Monday, May 7, 2007

Shabashni Moodley

Shabashni Moodley
Shabashni Moodley is a Masters Student at the Centre for Industrial Organisational and Labour Studies. Her social conscience and passion for development has framed her current research on Corporate Social Investment in South Africa. She describes Durban as a space that perfectly combines luxury dwellings and informal settlements as neighbours, the serenity of the ocean and crime hysteric streets, and a token show of different ‘race’ groups without the actual practice of ‘racial’ blending.

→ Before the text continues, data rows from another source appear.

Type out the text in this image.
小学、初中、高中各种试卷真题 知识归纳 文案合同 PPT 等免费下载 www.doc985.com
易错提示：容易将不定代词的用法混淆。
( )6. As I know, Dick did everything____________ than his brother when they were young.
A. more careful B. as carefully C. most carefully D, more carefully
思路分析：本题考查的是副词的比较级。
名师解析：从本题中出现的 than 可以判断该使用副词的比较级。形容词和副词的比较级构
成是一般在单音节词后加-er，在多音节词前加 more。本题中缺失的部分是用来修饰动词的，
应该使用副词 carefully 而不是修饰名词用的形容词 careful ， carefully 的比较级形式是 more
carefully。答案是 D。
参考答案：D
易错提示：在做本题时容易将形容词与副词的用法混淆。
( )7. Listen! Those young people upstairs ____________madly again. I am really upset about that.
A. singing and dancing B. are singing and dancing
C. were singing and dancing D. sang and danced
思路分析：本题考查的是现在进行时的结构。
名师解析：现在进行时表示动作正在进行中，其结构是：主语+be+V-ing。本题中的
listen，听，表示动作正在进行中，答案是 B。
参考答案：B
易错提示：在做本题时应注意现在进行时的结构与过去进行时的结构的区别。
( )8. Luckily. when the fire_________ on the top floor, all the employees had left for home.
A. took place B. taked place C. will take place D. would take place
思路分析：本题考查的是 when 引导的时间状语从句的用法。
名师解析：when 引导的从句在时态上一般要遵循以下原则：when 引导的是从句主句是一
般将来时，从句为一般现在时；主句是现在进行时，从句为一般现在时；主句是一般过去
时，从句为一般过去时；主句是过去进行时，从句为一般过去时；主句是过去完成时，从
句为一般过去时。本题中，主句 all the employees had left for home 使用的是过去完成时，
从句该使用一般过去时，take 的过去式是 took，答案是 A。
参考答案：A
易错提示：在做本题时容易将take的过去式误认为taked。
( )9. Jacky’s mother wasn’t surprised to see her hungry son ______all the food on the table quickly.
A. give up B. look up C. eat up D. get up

In her chapter, Nightlife in Durban and ‘racial’ divisions, Shabashni argues that nightclubs, like those at the beachfront, are not simply social spaces for people to relax, but ‘microcosms of the larger societal context,’ in which people are divided in terms of ‘race’ and class. She writes that she used to fantasise about nightlife, associating it with meeting, flirting and dancing with people of all backgrounds. Recent experiences in Durban, however, have caused her to view some nightclubs as black, white, Indian or coloured, upmarket or downmarket. She writes about an experience at a mainly white club, examining her discomfort at being the 'token Indian' female. She contrasts this with a less racialised experience in Cape Town, speculating on how and why Durban's student nightclubs so racialised in comparison.

Moodley, Shabashni. 'Nightlife in Durban and ‘racial’ divisions', in Rob Pattman and Sultan Khan (Eds.), Undressing Durban (Durban: Madiba Press, 2007), pp. 126-131.